Le chauffage par rayonnement a pris une grande extension au cours de ces dernières années, en particulier en France, par le procédé dit de « la dalle pleine ».
Son principe consiste à réaliser des surfaces de chauffe de grande surface apparente, de façon à accroître la proportion de chaleur émise par rayonnement. Dans les habitations ordinaires, les sources de chaleur sont habituellement des tuyauteries noyées dans les parois, généralement dans le sol ou le plafond. Si bien que la chaleur est émise par la surface de ce sol ou de ce plafond.
 

 

 

Dans le premier procédé, dit chauffage par le sol, la chaleur est transmise sensiblement à égalité par rayonnement et convection. L'expérience a montré que la température du plancher ne devait en aucun point dépasser 28°C pour éviter toute impression pénible de chaleur excessive sur la plante des pieds.
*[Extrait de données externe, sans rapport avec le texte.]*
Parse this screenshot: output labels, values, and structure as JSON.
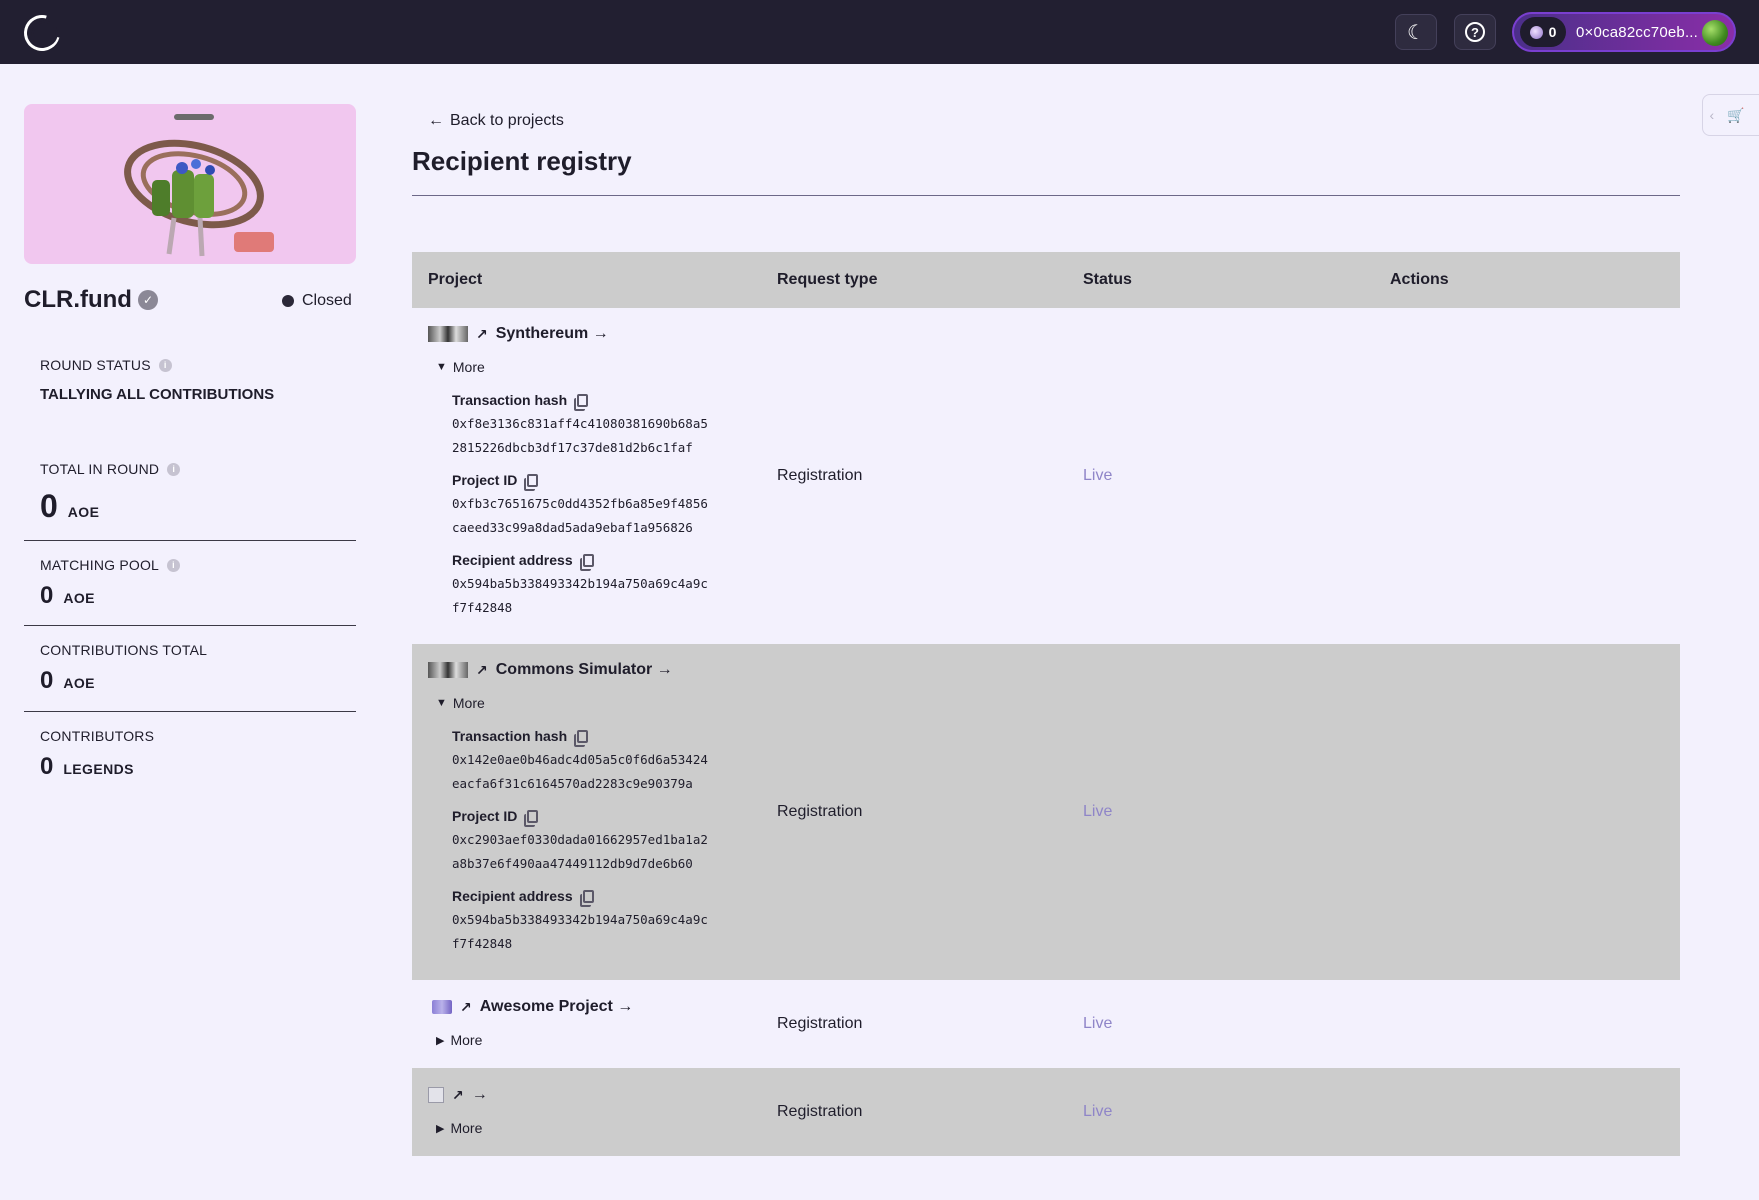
{
  "header": {
    "wallet_balance": "0",
    "wallet_address": "0×0ca82cc70eb..."
  },
  "sidebar": {
    "project_name": "CLR.fund",
    "status": "Closed",
    "round_status_label": "ROUND STATUS",
    "round_status_value": "TALLYING ALL CONTRIBUTIONS",
    "total_label": "TOTAL IN ROUND",
    "total_value": "0",
    "total_unit": "AOE",
    "matching_label": "MATCHING POOL",
    "matching_value": "0",
    "matching_unit": "AOE",
    "contrib_label": "CONTRIBUTIONS TOTAL",
    "contrib_value": "0",
    "contrib_unit": "AOE",
    "contributors_label": "CONTRIBUTORS",
    "contributors_value": "0",
    "contributors_unit": "LEGENDS"
  },
  "main": {
    "back_link": "Back to projects",
    "title": "Recipient registry",
    "columns": [
      "Project",
      "Request type",
      "Status",
      "Actions"
    ],
    "more_label": "More",
    "labels": {
      "tx": "Transaction hash",
      "pid": "Project ID",
      "addr": "Recipient address"
    },
    "rows": [
      {
        "name": "Synthereum →",
        "tx_hash_1": "0xf8e3136c831aff4c41080381690b68a5",
        "tx_hash_2": "2815226dbcb3df17c37de81d2b6c1faf",
        "project_id_1": "0xfb3c7651675c0dd4352fb6a85e9f4856",
        "project_id_2": "caeed33c99a8dad5ada9ebaf1a956826",
        "recipient_1": "0x594ba5b338493342b194a750a69c4a9c",
        "recipient_2": "f7f42848",
        "request_type": "Registration",
        "status": "Live"
      },
      {
        "name": "Commons Simulator →",
        "tx_hash_1": "0x142e0ae0b46adc4d05a5c0f6d6a53424",
        "tx_hash_2": "eacfa6f31c6164570ad2283c9e90379a",
        "project_id_1": "0xc2903aef0330dada01662957ed1ba1a2",
        "project_id_2": "a8b37e6f490aa47449112db9d7de6b60",
        "recipient_1": "0x594ba5b338493342b194a750a69c4a9c",
        "recipient_2": "f7f42848",
        "request_type": "Registration",
        "status": "Live"
      },
      {
        "name": "Awesome Project →",
        "request_type": "Registration",
        "status": "Live"
      },
      {
        "name": "→",
        "request_type": "Registration",
        "status": "Live"
      }
    ]
  }
}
Certains ingénieurs américains se limitent même à 26°C. Dans le chauffage par le plafond, la plus grande partie de chaleur est émise par rayonnement, du fait de la réduction des courants de convection. C'est le chauffage par rayonnement type. La température superficielle admissible pour le plafond, dépend de la hauteur du local, ou plus exactement de l'angle solide sous lequel un occupant voit ce plafond.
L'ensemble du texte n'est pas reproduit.